Raffan also happens to be a geneticist, and her curiosity was piqued by the obese Labradors that kept showing up in her practice. “When I speak to their owners, everybody says, ‘My dog is really obsessed with food,’” she told LiveScience. “And whenever we see something that is more common in one breed of dog than another, genetics are implicated as a possible factor.” And so she decided to put her hunch to the test, embarking on a small initial study examining the genetic makeup of 33 Labrador retrievers, about half of which were very fat and half of which were not. According to her findings, the obese dogs in the study were more likely to carry a mutant form of a gene known as POMC, which is associated with obesity in a rather fascinating way.
Babies with mutated versions of this gene, for example, are often born at a normal weight, but are insatiably hungry — and so they are more likely to become obese by the time they reach their first birthday. In humans with this particular mutation, it’s like their hunger doesn’t have an “off” switch, and Raffan believes this is what’s happening in these dogs, too.
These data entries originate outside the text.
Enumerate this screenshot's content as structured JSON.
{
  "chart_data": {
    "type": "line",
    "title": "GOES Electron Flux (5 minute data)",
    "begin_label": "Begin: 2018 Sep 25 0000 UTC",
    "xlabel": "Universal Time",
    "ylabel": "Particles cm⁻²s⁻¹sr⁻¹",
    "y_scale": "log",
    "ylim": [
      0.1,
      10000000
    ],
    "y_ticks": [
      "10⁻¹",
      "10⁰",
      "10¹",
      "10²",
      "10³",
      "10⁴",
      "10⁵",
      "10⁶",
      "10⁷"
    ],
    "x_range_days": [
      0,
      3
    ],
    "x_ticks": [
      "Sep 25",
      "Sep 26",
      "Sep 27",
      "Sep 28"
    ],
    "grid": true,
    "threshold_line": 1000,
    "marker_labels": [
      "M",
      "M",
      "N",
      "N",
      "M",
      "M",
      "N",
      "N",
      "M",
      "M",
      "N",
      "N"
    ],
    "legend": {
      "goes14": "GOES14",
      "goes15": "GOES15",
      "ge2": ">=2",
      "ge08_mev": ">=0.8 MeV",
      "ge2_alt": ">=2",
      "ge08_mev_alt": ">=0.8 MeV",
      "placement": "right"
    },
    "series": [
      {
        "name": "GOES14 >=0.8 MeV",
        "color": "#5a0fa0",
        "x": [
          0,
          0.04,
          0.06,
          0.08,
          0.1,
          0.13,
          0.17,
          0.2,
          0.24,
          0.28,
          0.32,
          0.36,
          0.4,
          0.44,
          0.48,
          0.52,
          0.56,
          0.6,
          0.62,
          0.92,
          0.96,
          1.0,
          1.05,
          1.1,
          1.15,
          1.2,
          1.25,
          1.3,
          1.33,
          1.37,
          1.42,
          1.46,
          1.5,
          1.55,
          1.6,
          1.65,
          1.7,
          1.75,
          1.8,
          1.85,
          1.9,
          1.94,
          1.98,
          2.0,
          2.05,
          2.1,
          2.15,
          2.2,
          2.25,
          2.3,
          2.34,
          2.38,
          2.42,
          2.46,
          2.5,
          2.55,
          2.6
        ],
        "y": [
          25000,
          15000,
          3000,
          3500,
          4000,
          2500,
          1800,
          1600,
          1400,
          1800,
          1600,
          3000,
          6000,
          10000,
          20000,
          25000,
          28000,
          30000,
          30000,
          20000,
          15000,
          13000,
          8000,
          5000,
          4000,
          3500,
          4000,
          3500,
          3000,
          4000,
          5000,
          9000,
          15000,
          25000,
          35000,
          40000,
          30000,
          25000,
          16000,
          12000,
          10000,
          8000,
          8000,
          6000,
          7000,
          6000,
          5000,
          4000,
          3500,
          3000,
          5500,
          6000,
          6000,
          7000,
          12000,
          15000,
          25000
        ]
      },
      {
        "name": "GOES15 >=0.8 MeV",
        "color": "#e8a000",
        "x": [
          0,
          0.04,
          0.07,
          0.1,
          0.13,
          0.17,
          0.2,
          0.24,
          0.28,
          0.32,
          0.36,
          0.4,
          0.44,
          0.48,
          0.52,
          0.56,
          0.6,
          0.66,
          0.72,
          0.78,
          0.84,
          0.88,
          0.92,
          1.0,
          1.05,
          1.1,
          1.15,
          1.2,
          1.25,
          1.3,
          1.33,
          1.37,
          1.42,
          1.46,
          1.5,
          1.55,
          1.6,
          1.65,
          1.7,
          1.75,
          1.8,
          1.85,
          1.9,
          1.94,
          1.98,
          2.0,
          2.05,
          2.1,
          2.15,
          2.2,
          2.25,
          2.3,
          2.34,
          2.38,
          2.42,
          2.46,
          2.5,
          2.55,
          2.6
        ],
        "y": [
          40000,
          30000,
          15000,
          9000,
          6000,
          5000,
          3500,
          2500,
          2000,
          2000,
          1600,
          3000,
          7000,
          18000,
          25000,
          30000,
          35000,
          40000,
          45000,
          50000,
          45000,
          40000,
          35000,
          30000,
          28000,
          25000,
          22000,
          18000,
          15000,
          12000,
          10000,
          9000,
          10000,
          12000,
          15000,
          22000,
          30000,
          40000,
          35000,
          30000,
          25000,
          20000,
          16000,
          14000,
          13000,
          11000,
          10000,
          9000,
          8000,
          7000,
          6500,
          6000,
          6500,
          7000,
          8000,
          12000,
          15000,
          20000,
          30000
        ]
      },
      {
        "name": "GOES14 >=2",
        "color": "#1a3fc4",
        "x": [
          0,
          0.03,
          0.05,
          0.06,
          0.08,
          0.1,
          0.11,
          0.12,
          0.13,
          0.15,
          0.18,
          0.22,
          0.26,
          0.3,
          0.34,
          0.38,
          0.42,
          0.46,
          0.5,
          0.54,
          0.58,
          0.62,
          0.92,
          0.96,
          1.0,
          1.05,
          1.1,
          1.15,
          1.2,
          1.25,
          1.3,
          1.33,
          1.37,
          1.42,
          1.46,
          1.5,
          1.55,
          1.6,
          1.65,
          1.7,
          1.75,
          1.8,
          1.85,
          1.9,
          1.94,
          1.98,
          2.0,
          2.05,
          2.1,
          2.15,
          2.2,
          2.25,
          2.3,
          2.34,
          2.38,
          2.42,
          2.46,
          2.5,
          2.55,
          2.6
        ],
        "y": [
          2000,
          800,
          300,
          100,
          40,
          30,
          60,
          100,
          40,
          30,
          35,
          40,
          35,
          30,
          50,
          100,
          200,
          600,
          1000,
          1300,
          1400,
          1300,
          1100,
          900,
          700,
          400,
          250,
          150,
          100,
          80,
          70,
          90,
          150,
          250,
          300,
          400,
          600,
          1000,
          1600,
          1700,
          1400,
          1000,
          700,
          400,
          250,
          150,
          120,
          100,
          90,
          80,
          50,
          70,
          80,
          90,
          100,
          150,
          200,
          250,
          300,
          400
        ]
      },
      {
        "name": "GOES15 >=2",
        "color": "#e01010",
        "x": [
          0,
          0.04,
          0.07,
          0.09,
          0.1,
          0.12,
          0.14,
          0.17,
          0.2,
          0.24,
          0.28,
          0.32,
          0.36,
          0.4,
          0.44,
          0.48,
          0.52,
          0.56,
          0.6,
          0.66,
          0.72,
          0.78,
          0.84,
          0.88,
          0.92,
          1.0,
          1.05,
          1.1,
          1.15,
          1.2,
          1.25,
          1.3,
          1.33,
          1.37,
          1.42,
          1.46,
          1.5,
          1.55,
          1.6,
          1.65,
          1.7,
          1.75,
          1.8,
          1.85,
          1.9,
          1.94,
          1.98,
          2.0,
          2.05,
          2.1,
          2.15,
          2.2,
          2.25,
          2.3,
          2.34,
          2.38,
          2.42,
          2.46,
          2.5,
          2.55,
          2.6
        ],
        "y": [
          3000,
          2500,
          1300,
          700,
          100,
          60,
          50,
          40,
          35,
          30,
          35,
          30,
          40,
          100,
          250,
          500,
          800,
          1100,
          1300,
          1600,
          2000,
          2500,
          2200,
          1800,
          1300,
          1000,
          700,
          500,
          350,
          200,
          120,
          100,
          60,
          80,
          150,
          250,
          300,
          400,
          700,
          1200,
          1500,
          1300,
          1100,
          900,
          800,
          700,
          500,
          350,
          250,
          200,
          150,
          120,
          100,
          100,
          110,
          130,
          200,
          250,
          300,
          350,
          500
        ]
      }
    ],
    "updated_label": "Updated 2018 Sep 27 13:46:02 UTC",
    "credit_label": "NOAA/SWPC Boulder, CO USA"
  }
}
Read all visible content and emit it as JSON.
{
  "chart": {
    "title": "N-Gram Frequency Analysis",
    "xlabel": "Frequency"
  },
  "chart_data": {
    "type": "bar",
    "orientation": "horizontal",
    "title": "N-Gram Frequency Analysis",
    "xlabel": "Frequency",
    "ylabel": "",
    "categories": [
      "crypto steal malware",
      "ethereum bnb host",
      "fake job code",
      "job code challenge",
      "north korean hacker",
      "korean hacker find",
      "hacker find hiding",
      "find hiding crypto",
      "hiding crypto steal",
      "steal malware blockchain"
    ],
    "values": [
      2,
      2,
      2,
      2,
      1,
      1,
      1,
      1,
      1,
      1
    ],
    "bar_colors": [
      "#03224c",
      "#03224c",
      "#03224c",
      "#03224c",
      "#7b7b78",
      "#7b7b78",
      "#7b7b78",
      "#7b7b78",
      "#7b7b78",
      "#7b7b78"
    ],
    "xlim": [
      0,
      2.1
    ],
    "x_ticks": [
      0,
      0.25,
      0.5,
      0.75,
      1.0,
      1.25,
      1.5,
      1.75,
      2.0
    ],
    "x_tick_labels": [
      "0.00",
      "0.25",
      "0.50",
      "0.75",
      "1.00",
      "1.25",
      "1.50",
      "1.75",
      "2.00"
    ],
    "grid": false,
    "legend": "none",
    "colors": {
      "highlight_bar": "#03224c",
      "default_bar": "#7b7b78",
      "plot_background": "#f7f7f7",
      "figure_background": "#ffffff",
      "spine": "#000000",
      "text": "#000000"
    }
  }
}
Raffan followed up that first study with another one, which found similar results but on a larger scale, reports LiveScience:
After studying more than 700 additional Labs, they found the POMC gene variation in about 23 percent of the dogs — approximately 1 in 4 Labradors is likely to carry this variant, the scientists noted. Not all of the Labradors with the “scrambled” gene were obese, but Raffan and her colleagues found that those dogs with the gene were more likely to beg and scavenge for food, according to surveys provided by their owners.
Alas, the genetics piece of the Labrador obesity puzzle doesn’t necessarily mean humans are off the hook for the overabundance of fat Labs. As New Scientist points out, these dogs are often trained as service animals, and that training typically involves lots of goading along with the use of treats. “Because food is often used as a reward during training,” explains writer Alexander Bates, “we may have been inadvertently selecting and breeding Labradors that have this gene variant, which makes them especially interested in food.” Maybe, then, this scrambled gene is part of the reason why Labs are so highly trainable.
This research is interesting for anyone who happens to own an always-hungry Lab, but Bates nods to a more wide-ranging benefit. The POMC mutation has often been studied in mice or rats, which isn’t a perfect way to study it, as the gene in these animals behaves differently from the way it does in humans. But POMC in Labs looks and acts more similarly to the way it does in humans, according to Raffan’s study, so this could lead to better understanding of how to help people (and dogs) with this mutation. Meanwhile, perhaps it’s time for Biggest Loser: Dog Edition. Then again, maybe not.